Нимфа | страница 57
Наконец остановился, словно вспомнил о чем-то. Швырнул на диван пижаму, снял тапки, надел костюм, туфли. Взял большой желтый портфель и ушел на кухню.
У Вероники тревожно забилось сердце;
— Ты что — обиделся? Извини, пожалуйста...
Жорес ничего не ответил, продолжал что-то искать и складывать в портфель.
— В командировку собираешься?
Опять ни слова в ответ. Вернулся в комнату, достал из шкафа несколько рубашек, галстуков.
«Надо ж было ляпнуть такое...— уже ругала себя Вероника.— Молчала бы, прикусив язык, голова садовая...»
— Куда же ты? — спросила она дрогнувшим голосом, когда Жорес направился к выходу.
— Предоставляю тебе свободу... — ледяным тоном ответил он и хлопнул дверью.
Хлопок этот острой болью отозвался в душе Вероники, казалось, ее одну оставили в камере-одиночке, оторванную от мира, от людей, от всего живого...
И она залилась слезами — от жгучей обиды на мужа, на себя, на свою неудавшуюся молодую жизнь. Если б не Лика, ни минуты не оставалась бы в этом ужасном заточении. Пошла бы куда глаза глядят, чтобы не видеть, не дышать одним воздухом с тем, кого по ошибке молодости имела глупость назвать своим мужем. Ах, какая она несусветная дура, послушная овца! Разве нужно ей было это замужество? Да кому угодно, только не ей!
Немного успокоившись, рассудила: никуда он не денется, погуляет с дружками и вернется. Не такой он простак, так чтобы оставить свое богатство, квартиру, отнятую у несчастной женщины, которая четыре года молилась на него, кормила и поила, а он в итоге наплевал ей в душу и отправился на поиски новой жертвы.
Вероника теперь готова была поверить в его роман со Светой. Жорес не из тех, кто легко упускает лакомый кусок.
В кроватке тихо посапывала дочурка. Вероника осторожно взяла ее на руки и сразу отлегло на сердце. Стало ходить нею по комнате и нежно напевать знакомую с детства колыбельную. Это безмятежное и чистое существо ничего не хотело знать, ему было все равно, дома отец или ушел, придет поздно ночью или вовсе не вернется. Золотая, неповторимая пора в жизни человека.
Вероника постояла у окна, посмотрела с высоты третьего этажа на вечерний город. Среди тысяч мерцающих огоньков выделялись ярко-красные и зеленые огни реклам. Проносились легковые машины, куда-то спешили или, наоборот, медленно брели запоздалые пешеходы. Город продолжал жить, казалось, он в такой поздний час без устали трудиться и не нуждается в передышке.

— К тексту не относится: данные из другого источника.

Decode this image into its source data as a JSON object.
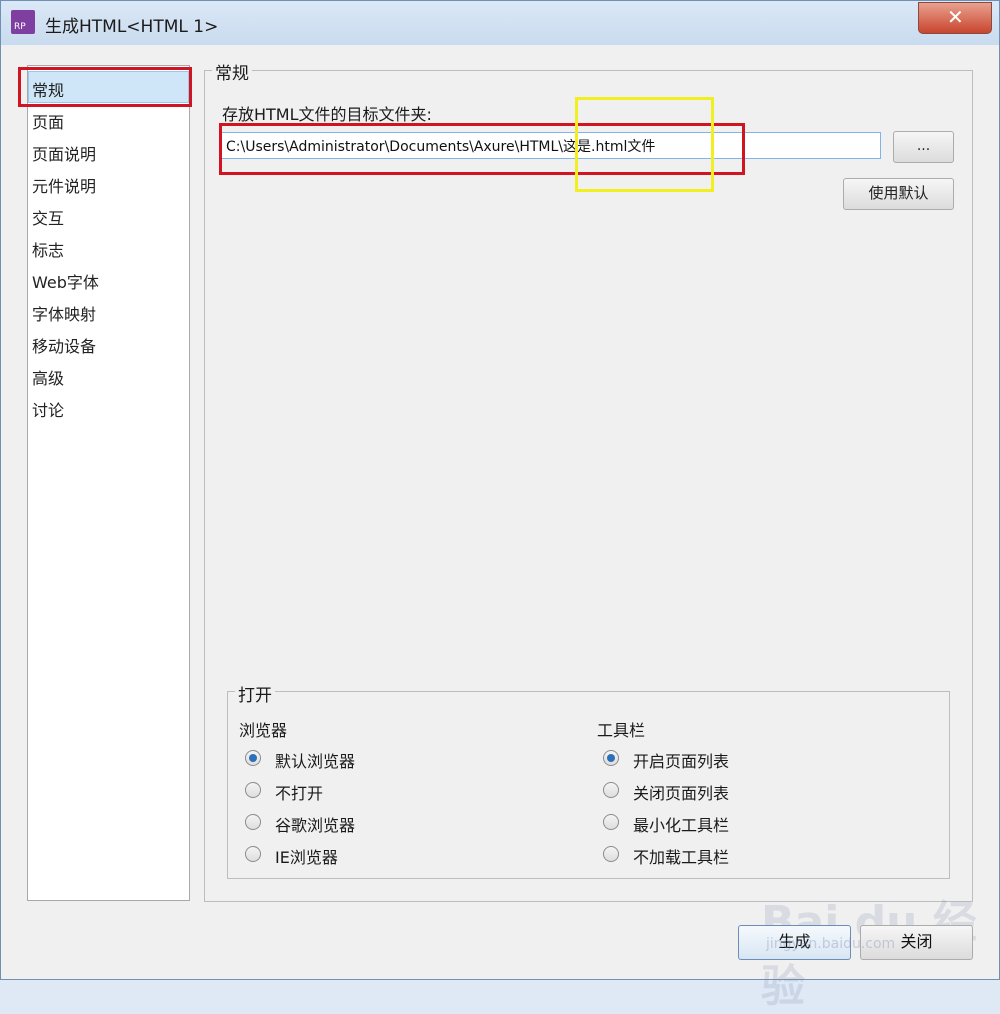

А вот она наконец измогла. Неужто придется бросить стационар и переходить на заочное отделение? Идти работать и воспитывать ребенка — одной? Не возвращаться же к матери... Вышла замуж, родила дочку, и снова под родительское крылышко? Нет-нет! Будь что будет... Из этой квартиры она никуда не уйдет, и выселять ее никто не посмеет, закона такого нет. А уж Лику как-нибудь поставит на ноги, выведет в люди. Жизни на это не пожалеет. И ни у кого помощи просить не станет, сама будет бороться с трудностями.